Deadletter haben die Zukunft fest im Blick. Auf ihrem nun erscheinenden zweiten Album, „Existence Is Bliss“, nutzt das ursprünglich aus Yorkshire stammende Sextett sein an dieser Stelle zur Platte der Woche gekürtes Debütalbum „Hysterical Strength“ aus dem Jahre 2024 als Sprungbrett, um seine Musik an der Schnittstelle von Alternative Rock und Art-Rock ohne Gedanken an Genrebarrieren noch raffinierter auszustaffieren.
Begeisterte der Erstling mit kathartischer Wucht und kribbelnder Live-im-Studio-Post-Punk-Dringlichkeit, liegt der Fokus von Frontmann Zac Lawrence und den Seinen dieses Mal woanders.

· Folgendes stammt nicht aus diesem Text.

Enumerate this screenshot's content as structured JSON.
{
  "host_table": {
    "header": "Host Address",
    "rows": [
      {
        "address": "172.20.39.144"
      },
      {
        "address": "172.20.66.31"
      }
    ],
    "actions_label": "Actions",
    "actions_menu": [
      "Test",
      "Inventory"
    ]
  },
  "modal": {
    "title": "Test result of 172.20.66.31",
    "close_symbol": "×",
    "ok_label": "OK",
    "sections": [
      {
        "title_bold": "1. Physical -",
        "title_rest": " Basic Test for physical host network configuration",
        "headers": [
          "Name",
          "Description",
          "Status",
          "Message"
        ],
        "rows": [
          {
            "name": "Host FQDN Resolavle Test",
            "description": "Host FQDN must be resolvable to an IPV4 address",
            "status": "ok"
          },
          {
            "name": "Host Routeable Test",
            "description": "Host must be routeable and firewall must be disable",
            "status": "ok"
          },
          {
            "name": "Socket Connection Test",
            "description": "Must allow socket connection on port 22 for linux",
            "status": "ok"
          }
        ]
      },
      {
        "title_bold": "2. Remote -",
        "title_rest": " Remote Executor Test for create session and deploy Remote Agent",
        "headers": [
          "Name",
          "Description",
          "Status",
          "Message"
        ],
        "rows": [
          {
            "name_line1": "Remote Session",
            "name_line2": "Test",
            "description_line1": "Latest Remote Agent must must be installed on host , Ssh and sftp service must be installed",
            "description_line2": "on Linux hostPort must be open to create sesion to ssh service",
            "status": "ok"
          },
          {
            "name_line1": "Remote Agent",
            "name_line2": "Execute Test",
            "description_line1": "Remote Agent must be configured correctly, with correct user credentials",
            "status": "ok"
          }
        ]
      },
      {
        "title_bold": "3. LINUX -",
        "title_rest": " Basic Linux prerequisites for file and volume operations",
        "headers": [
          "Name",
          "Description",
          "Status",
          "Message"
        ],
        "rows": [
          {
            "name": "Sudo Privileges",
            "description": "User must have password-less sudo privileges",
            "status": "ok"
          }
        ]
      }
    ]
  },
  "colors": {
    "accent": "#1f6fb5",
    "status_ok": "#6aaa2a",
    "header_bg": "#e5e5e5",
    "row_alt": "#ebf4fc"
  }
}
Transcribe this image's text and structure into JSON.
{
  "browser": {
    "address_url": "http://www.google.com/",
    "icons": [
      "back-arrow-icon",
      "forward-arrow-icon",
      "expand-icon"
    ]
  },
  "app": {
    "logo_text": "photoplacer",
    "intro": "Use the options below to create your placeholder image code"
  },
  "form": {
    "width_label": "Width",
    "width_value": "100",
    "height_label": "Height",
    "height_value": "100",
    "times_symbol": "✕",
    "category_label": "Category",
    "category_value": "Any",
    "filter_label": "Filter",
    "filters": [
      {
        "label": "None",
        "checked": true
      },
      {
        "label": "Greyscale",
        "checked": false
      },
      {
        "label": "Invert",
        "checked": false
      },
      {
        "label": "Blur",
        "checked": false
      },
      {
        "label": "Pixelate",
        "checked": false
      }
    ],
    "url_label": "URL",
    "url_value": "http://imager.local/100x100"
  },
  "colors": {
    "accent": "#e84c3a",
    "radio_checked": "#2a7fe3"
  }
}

Zwar sorgen Songs wie „It Comes Creeping“ oder „Cheers!“ dafür, dass das Band zur Vergangenheit nicht vollends zerschnitten wird, doch schon bei den ersten Tönen der Platte wird deutlich, dass dieses Mal die Freude am Experimentieren eine wesentliche kreative Antriebskraft war.
Mit Warmduscher-Bassist Ben Romans-Hopcraft als Produzent tauschen Deadletter die Unmittelbarkeit ihres Debüts, auf dem sie die elektrisierende Energie ihrer Konzerte perfekt eingefangen hatten, jetzt gegen merklich mehr Facettenreichtum, wenn melodische Aspekte und die Freude am Entdecken der Möglichkeiten im Studio stärker in das Blickfeld der Band rücken.
Kantige Gitarrenriffs und Offbeat-Farbtupfer des Saxofons bleiben zwar auch auf „Existence Is Bliss“ Markenzeichen, doch während „Hysterical Strength“ Deadletter praktisch durchgängig im (Indie-)Rock-Band-Modus zeigte, treten nun all die bisweilen geradezu avantgardistisch anmutenden Ideen deutlicher zu Tage, die auf dem letzten Album noch unter fesselnder raw power begraben waren.
Tanzbare Rhythmik, funky Basslines oder dezente Industrial-Vibes sorgen so gleich bei der Eröffnungsnummer „Purity I“ für frischen Wind, bevor „To The Brim“ zu Beginn mit den sanften Klängen einer Akustikgitarre überrascht und sich „What The World Missed“ sogar als (fast) lupenreine Ballade entpuppt.
Der charismatische Sänger Zac Lawrence tut derweil auch auf „Existence Is Bliss“ das, was ihn schon in der Vergangenheit aus der grauen Masse der Künstlerinnen und Künstler herausstechen ließ, die ihre Texte mitten aus dem Leben pflücken, und fasziniert auch dieses Mal mit messerscharfen Formulierungen und erzählerischer Leichtigkeit zwischen Introspektion und social awareness, wenn es darum geht, Angstzustände, Paranoia und den Druck, in einer technisierten modernen Welt zu leben. zu beleuchten.
Entstanden ist so eine Platte, deren Kratzbürstigkeit und Tiefgang das Publikum deutlich mehr fordert als der Vorgänger, gleichzeitig durch seine mutige stilistische Öffnung und Weiterentwicklung aber auch dafür sorgt, dass Deadletter nun endgültig all ihren auf bewährtem Post-Punk-Terrain verharrenden Seelenverwandten mindestens eine Nasenlänge voraus sind.
„Existence Is Bliss“ von Deadletter erscheint auf So Recordings/Rough Trade.